The Minnesota Timberwolves are enjoying their best season in a generation. The turnaround from dismal franchise in constant rebuild to top four seed in the West has been led by their two All-Stars, franchise golden boy Karl-Anthony Towns, and the first year wolf and MVP candidate Jimmy Butler. The two-headed monster have the Wolves in prime position to make their first playoff appearance since 2004. But it seems like someone is missing from that equation. Andrew Wiggins, the top pick in the 2014 draft (drafted by Cleveland) should be part of a “Big Three” with Towns and Butler, but that hasn’t been the case this season. The fourth year small forward out of Kansas is having his worst season as a pro, marred by inefficiency, poor shot selection, and failure to get to the free throw line.
Wiggins is scoring six points fewer per game than last year (23.6 last season to 17.7 this year), and his Player Efficiency Rating is a career worst 13.1 according to ESPN. Some of that can be attributed to inserting Jimmy Butler and his 22.4 points per game. But most of it has been caused by his lack of interest in meshing with new alpha dog teammates in Tom Thibodeau’s offense, and his willingness to take a backseat at times to even less accomplished scorers like Jeff Teague, Taj Gibson and Jamal Crawford.
On Tuesday, Wiggins may have bottomed out against the Rockets, missing his first 12 shots before salvaging a 2-14 shooting line that included him going 0-5 from beyond the arc. This is becoming Wiggins’ most troubling pattern, hitting rock bottom just about every five games. Look through his game-by-game stats. You’ll find plenty of games where he goes 8-17 with 18 points, 4 rebounds, a few assists, maybe a steal or two. Those are his averages so that’s the bulk of stat lines you’re going to find. But every week or two there’s at least one game, sometimes two or three in a row, where it seems everything went off the rails for Wiggins and he wasn’t part of the offense at all. Wiggins was off to a hot start this season, averaging 24.7 points through his first three games. In the fourth game though: 3-9 shooting, 0-3 from three, 1-6 from the free throw line for a total of seven points. November was full of plenty of off games, 4-10 for 11 points, 5-14 for 11 points, 5-15 for 13 points. Nothing so bad, but inconsistent with what should be his norm. December was his worst month of the season so far. Wiggins shot just 39% from the field for 15.5 points per game. He had 4 games in December where he shot below 30% from the field, and five games where he failed to score more than 12 points. He rebounded nicely in January, excluding his 4-18, 10 point performance in a loss to Golden State. February has brought back his inconsistency. He’s scored seven points twice in six games, and has failed to eclipse 20 points in a game this month.
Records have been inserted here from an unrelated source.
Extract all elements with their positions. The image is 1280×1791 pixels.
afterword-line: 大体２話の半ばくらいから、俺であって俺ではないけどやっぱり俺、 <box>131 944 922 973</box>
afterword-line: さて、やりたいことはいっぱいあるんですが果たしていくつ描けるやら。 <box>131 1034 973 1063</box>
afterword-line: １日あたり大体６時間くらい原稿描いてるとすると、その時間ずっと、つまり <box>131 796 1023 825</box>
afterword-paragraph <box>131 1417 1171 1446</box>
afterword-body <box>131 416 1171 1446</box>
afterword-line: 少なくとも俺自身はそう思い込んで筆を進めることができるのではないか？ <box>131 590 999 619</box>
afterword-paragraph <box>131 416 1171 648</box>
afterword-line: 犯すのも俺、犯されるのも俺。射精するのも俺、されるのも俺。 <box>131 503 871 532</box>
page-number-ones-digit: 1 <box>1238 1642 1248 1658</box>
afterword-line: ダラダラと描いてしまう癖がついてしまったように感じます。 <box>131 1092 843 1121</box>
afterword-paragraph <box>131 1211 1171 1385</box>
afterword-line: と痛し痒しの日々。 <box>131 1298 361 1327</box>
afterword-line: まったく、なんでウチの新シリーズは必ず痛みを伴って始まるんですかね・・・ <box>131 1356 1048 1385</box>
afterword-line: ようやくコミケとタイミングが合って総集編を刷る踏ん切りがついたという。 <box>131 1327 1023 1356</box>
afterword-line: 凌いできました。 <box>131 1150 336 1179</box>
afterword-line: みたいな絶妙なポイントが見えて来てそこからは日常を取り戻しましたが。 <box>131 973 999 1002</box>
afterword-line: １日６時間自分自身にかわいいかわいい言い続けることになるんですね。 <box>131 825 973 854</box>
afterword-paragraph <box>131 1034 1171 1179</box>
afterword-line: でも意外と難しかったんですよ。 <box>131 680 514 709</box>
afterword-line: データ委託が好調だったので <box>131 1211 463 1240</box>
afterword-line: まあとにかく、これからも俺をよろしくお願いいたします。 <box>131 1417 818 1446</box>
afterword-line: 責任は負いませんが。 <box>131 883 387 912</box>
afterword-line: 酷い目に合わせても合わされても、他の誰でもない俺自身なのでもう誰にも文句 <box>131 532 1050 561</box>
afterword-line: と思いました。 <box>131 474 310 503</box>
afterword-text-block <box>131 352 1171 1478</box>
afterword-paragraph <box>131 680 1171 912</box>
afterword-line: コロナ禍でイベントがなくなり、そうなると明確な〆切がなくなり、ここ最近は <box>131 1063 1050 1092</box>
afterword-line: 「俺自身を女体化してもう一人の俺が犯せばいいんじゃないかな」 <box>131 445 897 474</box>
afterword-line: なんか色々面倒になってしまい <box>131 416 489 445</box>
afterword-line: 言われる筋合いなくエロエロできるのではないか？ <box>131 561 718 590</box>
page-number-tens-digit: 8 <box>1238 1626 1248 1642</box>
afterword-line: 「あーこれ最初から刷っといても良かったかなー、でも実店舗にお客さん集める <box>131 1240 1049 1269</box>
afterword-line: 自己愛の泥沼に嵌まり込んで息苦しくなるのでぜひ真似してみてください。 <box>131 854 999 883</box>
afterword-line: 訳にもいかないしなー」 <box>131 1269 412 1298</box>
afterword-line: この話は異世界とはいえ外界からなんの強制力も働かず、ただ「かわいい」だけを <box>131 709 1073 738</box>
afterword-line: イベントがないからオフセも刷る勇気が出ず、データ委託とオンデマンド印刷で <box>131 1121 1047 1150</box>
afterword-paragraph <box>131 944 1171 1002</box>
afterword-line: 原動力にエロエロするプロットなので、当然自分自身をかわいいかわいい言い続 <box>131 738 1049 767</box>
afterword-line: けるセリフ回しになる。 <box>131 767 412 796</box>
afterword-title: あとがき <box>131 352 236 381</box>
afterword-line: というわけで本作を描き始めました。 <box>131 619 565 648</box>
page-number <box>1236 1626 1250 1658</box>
Everybody has bad games, but Wiggins’ poor performances are sometimes so bad they are derailing his season, and detrimental to Minnesota’s cause. In 60 games this season Wiggins has failed to reach double digits in six games, something he did just three times all of last season. He found consistency last year, but has reverted back to his rookie ways of shooting too many long jumpers instead of getting to the rim.
If history has shown us anything about Andrew Wiggins in the NBA, it’s that he gets better as the season goes on. We have to see some improvement in the remaining 22 games to believe he can actually help this team once the playoffs arrive, otherwise, he could see his minutes diminish drastically when games begin to really matter.